This is my fourth year of writing up the status of my books – see 2014, 2015, and 2016.
So what’s been happening this year? Let’s take a look.
The Beast on the Broch
In January I submitted sample chapters of what was then called The Dragon on the Tower to new independent Scottish publisher Cranachan. A few days later they requested the full manuscript; in February they contacted me to suggest a phone call to discuss some editorial changes; and in March I signed a contract to publish the renamed The Beast on the Broch, with publication scheduled for September.
It was all a bit of a whirl!
Over the summer we went through the edits and proofs, Dawn Treacher’s amazing cover, and the arrangements for the launch. We had two launches, in fact, one at a school in Govan, and the second in the Byres Road Waterstone’s in Glasgow.
Since then, Cranachan have been working had to get the book into bookshops. Waterstone’s in Scotland took about half a dozen copies (which is more than they took for The Wreck of the Argyll!) and it was great to see the brilliant independent Bookworm at Selkirk take a couple of copies.

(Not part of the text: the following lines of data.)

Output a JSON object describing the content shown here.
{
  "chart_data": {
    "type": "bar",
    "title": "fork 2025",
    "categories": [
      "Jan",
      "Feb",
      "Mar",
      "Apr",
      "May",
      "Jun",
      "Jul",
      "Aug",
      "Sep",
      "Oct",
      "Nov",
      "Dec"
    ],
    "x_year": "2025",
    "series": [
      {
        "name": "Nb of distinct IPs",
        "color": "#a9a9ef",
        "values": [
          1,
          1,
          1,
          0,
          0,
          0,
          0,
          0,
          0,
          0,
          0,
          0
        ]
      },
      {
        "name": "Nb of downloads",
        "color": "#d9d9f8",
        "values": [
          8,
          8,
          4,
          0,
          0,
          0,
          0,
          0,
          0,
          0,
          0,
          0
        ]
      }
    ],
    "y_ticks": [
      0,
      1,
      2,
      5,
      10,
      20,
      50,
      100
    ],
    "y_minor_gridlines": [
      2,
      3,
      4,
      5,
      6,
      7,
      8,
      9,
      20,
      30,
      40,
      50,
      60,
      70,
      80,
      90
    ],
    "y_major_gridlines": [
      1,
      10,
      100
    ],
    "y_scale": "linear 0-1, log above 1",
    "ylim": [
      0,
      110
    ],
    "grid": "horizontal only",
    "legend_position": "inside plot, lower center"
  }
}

The problem is, with a book like this, the best way to promote it and generate sales is for the author to do lots and lots of school visits, which, for a variety of reasons (location, full-time employment, temperament), just isn’t possible for me. I’m doing my best on social media to promote my book, though, with limited success.
So the best hope for The Beast on the Broch is Cranachan’s plan to produce study materials with which to target the schools market. These are coming in 2017.
The Wreck of the Argyll
I started to write about the travails of this, my first published novel, but when the rant reached 700 words I scrapped it. To summarise, though: after less than a year and very low sales, The Wreck of the Argyll is out of print, the rights have reverted to me, and its unpublished sequel, Murder at Eaglecrest, is dead and buried. Pretty much a disaster all-round, and not the experience I wanted for my first published novel.
My Dragon Has No Nose
Written for the Kelpies Prize, got nowhere, not very good. I wrote a book about a music hall comedian that doesn’t contain any jokes. Let us never talk of it again.
Far Galactic North
My middle-grade sci-fi adventure. Literary agent Ben Illis, during a one-to-one at the Wolves and Apples course in Leicester, said the writing was “accomplished” but he “didn’t love it”. As a trial I submitted the first two chapters to the Bath Children’s Novel competition, but it didn’t make it onto the longlist of 26, so I think the “didn’t love it” sentiment looks prevalent on this one. If it can’t get into the top 5% of a competition’s entries, it’s unlikely to make its way into the 0.1% of submissions that might get representation from an agent.
Pax Caledonia
Work-in-progress middle-grade Roman adventure. It’s been a very stop-start project, this one, and I’m not sure how it’s going to shake out. I wanted to get the first (very rough) draft complete before the end of 2016, and managed it – with eight hours to spare.
Older books
The three rabbit books, The Chimney Rabbit, The Chimney Rabbit and the Underground Mice, and Tales of the Ancient Rabbits/The Panopticon Papers (one book, two variants with different titles), are all stuffed in a drawer marked “do not open”.
Short stories
On the back of getting Time for Tea published in Shoreline of Infinity, I wrote a lot more sci-fi short stories this year, none of which I’ve managed to find homes for.
I’ve got a long-term plan to put out a self-published collection of these stories in collaboration with an artist friend Anh Diep; no timescale on that one.
Summary
Some good (another book published!) some bad (Argyll disaster) some frustrating (trying to promote my books with little success) some exhausting (carrying on writing on top of a full-time job). Definitely a mixed year.